Moving back to the AHCA, Obamacare, and the CBO scoring, health insurers need more people to participate because they can accurately price mortality and sickness and offset their risk across society, while still making a profit.  Insurance models fall apart when healthy people selectively don’t buy insurance feeling they don’t need it – as these healthy people who might well opt out of the marketplace are akin to “loaded dice” (which casinos forbid because they lose money)!

So the AHCA legislation damages health insurance markets and moves America in the wrong direction by covering 23 million fewer Americans.  True health care reform should bring in more participants and thereby lower overall costs, which has the simultaneous benefit of showing more compassion and heart in the process.

One final thing to note: just because the AHCA may lower premiums for some individuals does NOT mean those people are getting a good deal!  Minimum Obamacare benefits covered preventive care, like universal colon screenings beginning at the age of 50.  Not only are these minimum benefits saving many individual’s lives (as colon cancer is easily treatable if detected early), they are saving the American health care system significant money in aggregate (as early treatment is immensely more cost effective to deliver).  So beware of false pricing!  A smaller premium per month that does not cover preventive care may cost an individual greater overall expense (as individuals who unnecessarily contract a major illness could subsequently be placed in a high risk pool with steep insurance rates).  Furthermore, the absence of preventive diagnosis shortens lives, brings families premature sadness – and incurs higher overall healthcare costs to us, the American taxpayer.   In sum, we deserve better legislative thinking and more honest communication from Congress so let’s hold our Congressional representatives accountable until they deliver that responsibly.

David Schane, Oberlin, Ohio – USA, 30 May 2017

From the editor: We thank Mr. David Schane for sharing with us his thoughts on US Policy and Global Issues. Having traveled the world and lived in Europe as well, we believe Mr. Schane’s thoughts are vey valuable. They convey both a holistic view and a differentiated perspective. The opinions expressed here are his own and Mr. Takushi and the other contributors do not necessarily agree with the views of Mr. Schane. All contributors to our website express their own independent opinion based on their research. Thus, their articles are not edited by us, Geopolitical Economics. 

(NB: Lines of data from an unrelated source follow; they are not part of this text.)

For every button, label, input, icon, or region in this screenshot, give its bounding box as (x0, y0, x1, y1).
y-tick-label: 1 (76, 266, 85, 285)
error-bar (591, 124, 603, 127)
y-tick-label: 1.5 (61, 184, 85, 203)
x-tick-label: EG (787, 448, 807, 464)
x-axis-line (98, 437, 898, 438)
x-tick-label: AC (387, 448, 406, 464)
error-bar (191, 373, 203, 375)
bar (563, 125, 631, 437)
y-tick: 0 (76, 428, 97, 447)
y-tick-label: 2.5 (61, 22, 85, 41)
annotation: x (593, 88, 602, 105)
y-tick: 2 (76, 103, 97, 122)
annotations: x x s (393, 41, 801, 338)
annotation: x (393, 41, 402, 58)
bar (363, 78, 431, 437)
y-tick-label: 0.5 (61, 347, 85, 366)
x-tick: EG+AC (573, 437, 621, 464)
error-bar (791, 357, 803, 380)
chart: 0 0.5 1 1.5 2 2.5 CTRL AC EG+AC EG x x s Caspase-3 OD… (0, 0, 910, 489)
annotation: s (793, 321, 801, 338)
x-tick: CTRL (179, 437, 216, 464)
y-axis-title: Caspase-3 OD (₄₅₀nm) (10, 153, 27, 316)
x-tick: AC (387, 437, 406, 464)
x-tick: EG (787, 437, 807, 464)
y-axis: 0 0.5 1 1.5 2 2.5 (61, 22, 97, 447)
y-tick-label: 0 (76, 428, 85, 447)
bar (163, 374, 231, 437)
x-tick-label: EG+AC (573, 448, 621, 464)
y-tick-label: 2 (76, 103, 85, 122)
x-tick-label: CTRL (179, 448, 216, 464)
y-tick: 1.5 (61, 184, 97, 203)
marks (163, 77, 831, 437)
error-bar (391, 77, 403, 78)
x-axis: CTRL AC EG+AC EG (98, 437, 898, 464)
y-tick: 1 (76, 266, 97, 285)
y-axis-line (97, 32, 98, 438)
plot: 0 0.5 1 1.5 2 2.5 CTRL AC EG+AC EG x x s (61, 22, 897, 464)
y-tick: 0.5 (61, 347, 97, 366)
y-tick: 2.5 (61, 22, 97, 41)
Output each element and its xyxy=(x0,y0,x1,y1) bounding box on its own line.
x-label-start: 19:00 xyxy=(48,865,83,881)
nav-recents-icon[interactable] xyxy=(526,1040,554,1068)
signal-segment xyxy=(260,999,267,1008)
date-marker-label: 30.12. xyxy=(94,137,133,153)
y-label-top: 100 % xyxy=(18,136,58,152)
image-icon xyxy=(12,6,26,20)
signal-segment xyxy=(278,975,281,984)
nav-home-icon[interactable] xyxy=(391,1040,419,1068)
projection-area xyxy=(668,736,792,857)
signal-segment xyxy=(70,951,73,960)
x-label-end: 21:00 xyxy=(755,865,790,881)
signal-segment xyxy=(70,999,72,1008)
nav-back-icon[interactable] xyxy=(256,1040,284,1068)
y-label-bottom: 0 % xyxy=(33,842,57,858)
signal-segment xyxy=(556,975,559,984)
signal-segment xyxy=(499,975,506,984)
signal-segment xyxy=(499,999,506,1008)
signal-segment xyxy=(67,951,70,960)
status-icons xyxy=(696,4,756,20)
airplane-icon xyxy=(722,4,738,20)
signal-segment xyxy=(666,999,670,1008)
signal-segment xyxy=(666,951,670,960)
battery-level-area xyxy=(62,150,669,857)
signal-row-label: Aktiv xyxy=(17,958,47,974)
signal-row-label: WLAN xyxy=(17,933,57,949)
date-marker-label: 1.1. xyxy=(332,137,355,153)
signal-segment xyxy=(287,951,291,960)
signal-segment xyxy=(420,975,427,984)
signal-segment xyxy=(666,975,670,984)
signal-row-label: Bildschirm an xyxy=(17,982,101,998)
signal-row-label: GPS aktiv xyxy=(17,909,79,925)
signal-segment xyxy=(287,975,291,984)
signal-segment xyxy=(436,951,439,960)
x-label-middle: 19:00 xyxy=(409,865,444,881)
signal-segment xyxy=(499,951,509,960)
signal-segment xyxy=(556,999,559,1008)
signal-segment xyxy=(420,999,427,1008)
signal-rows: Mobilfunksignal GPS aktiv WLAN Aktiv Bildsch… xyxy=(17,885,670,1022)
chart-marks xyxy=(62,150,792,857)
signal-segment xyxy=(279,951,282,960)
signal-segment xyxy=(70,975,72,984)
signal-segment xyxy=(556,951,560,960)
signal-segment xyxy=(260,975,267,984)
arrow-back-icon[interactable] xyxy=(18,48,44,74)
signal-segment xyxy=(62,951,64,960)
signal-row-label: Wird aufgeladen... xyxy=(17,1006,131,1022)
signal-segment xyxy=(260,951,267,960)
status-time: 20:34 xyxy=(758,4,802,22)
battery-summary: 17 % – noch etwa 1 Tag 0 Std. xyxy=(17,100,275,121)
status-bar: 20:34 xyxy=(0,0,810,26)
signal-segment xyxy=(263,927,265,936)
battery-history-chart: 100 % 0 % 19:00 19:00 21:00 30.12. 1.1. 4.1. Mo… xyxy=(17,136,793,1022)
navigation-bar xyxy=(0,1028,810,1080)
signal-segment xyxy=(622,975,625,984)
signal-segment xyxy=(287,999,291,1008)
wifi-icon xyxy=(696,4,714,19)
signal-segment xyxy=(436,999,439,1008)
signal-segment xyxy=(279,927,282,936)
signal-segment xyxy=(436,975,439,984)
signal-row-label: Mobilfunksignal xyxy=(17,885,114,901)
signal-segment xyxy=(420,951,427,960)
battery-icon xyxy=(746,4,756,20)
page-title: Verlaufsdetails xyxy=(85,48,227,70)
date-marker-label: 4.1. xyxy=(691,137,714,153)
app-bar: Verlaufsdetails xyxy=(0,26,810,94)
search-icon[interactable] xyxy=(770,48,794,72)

There is great depth in Mr. Schane’s analysis. It is the rationale behind a forecast that matters the most, and opposing rationales help sharpen our analysis. Mr. Schane’s views are greatly appreciated by Mr. Takushi, because their respective views have disagreements, clashes and overlaps. As an example, both Schane and Takushi expected a BREXIT, .. Schane expected Clinton to win, whereas Takushi expected Trump to win. A forecast might turn out to be right or wrong, but it is the analysis that backs it, that really helps decision makers. And serious analysis is useful long after the outcome, because it doesn’t stand still, it evolves. At Geopolitical Economics we take into account and welcome dissenting views from professional thought leaders.